Außerdem fehlt jegliche Art von Gamification. Es gibt keine Leaderboards, keine Meilenstein-Belohnungen, nichts, was das Programm spannend oder spielerisch macht. Fiverr könnte zum Beispiel zusätzliche Belohnungen für die 5., 10. oder 20. Empfehlung anbieten – oder Erfolge öffentlich sichtbar machen.
VI: Und wie steht es um die Viralität? Du hast gesagt, dass es hier ebenfalls Schwächen gibt.
Björn Mayer: Genau. Es gibt keine wirklichen Viral Loops. Der Referral-Link ist nicht direkt über Social Media oder andere Kanäle teilbar, zumindest nicht in einer optimierten Weise. Fiverr könnte hier ein integriertes Sharing-Tool anbieten, das es Nutzern erlaubt, Empfehlungen per WhatsApp, LinkedIn oder Facebook mit nur einem Klick zu teilen.
VI: Gibt es auch Aspekte, die Fiverr richtig macht?
Björn Mayer: Ja, der größte Pluspunkt ist die Möglichkeit, den Referral-Link in die E-Mails einzubauen, die Freelancer ohnehin verschicken. Das ist ein extrem starker Hebel, besonders wenn man bedenkt, dass viele Freelancer große Verteiler mit Kundenkontakten haben.

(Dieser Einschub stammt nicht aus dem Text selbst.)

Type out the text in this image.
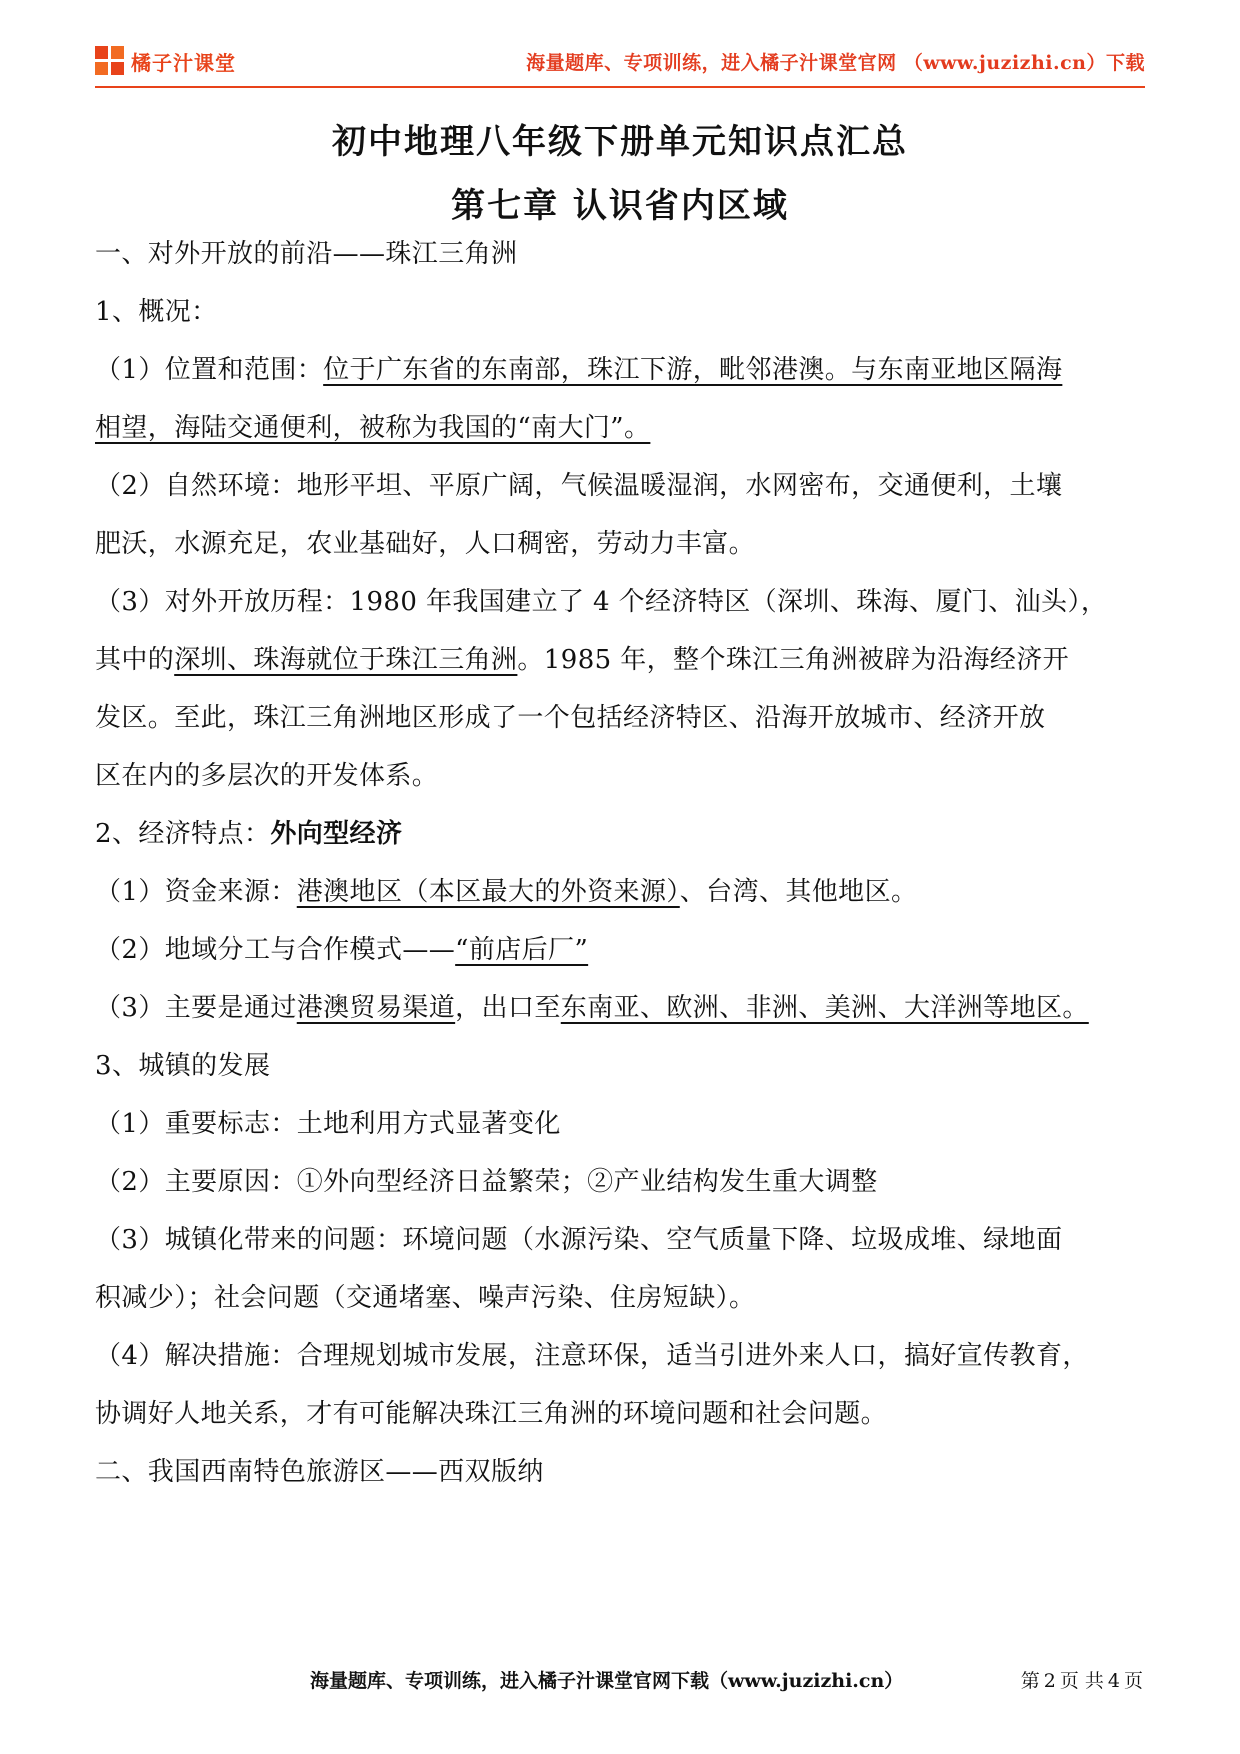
橘子汁课堂	海量题库、专项训练，进入橘子汁课堂官网 （www.juzizhi.cn）下载
初中地理八年级下册单元知识点汇总
第七章 认识省内区域
一、对外开放的前沿——珠江三角洲
1、概况：
（1）位置和范围：位于广东省的东南部，珠江下游，毗邻港澳。与东南亚地区隔海
相望，海陆交通便利，被称为我国的“南大门”。
（2）自然环境：地形平坦、平原广阔，气候温暖湿润，水网密布，交通便利，土壤
肥沃，水源充足，农业基础好，人口稠密，劳动力丰富。
（3）对外开放历程：1980 年我国建立了 4 个经济特区（深圳、珠海、厦门、汕头），
其中的深圳、珠海就位于珠江三角洲。1985 年，整个珠江三角洲被辟为沿海经济开
发区。至此，珠江三角洲地区形成了一个包括经济特区、沿海开放城市、经济开放
区在内的多层次的开发体系。
2、经济特点：外向型经济
（1）资金来源：港澳地区（本区最大的外资来源）、台湾、其他地区。
（2）地域分工与合作模式——“前店后厂”
（3）主要是通过港澳贸易渠道，出口至东南亚、欧洲、非洲、美洲、大洋洲等地区。
3、城镇的发展
（1）重要标志：土地利用方式显著变化
（2）主要原因：①外向型经济日益繁荣；②产业结构发生重大调整
（3）城镇化带来的问题：环境问题（水源污染、空气质量下降、垃圾成堆、绿地面
积减少）；社会问题（交通堵塞、噪声污染、住房短缺）。
（4）解决措施：合理规划城市发展，注意环保，适当引进外来人口，搞好宣传教育，
协调好人地关系，才有可能解决珠江三角洲的环境问题和社会问题。
二、我国西南特色旅游区——西双版纳
海量题库、专项训练，进入橘子汁课堂官网下载（www.juzizhi.cn）	第 2 页 共 4 页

VI: Wie funktioniert das genau?
Björn Mayer: Jeder Nutzer hat einen individuellen Referral-Link, den er in E-Mails einfügen kann. Freelancer, die beispielsweise Kunden kontaktieren oder ihre Dienste bewerben, können diesen Link einfach in ihre Signatur einfügen.
Nehmen wir an, ein Freelancer verschickt E-Mails an 1.000 Kunden oder Interessenten. Selbst wenn nur 1 % dieser Empfänger den Link nutzt, sind das schon 10 Empfehlungen – und das bei minimalem Aufwand. Wenn diese 10 neuen Nutzer wiederum ihre eigenen Netzwerke nutzen, entsteht ein Schneeballeffekt.
VI: Wenn du Fiverr beraten würdest, was wären deine Top 3 Verbesserungsvorschläge für das Programm?
Björn Mayer:
- Prominente Platzierung und Kommunikation: Das Programm muss sichtbarer werden – auf der Startseite, im Dashboard und durch regelmäßige E-Mail-Sequenzen.
- Team- und Netzwerk-Features: Fiverr sollte die Zusammenarbeit zwischen Freelancern stärker fördern und das Empfehlungsprogramm in diese Prozesse integrieren.
- Gamification und Storytelling: Nutzer wollen nicht nur Geld verdienen, sie wollen auch Teil einer größeren Mission sein. Fiverr sollte Geschichten erfolgreicher Freelancer teilen, Meilensteine belohnen und das Programm spielerisch gestalten.
VI: Vielen Dank, Björn, für deine detaillierten Einblicke! Ich denke, Fiverr könnte aus diesen Ideen viel lernen.
Björn Mayer: Danke dir, VI. Das Empfehlungsprogramm von Fiverr hat ein enormes Potenzial, und ich hoffe, dass die Plattform es bald besser nutzt. Die Community ist riesig – und mit den richtigen Maßnahmen könnte das Programm wirklich viral werden.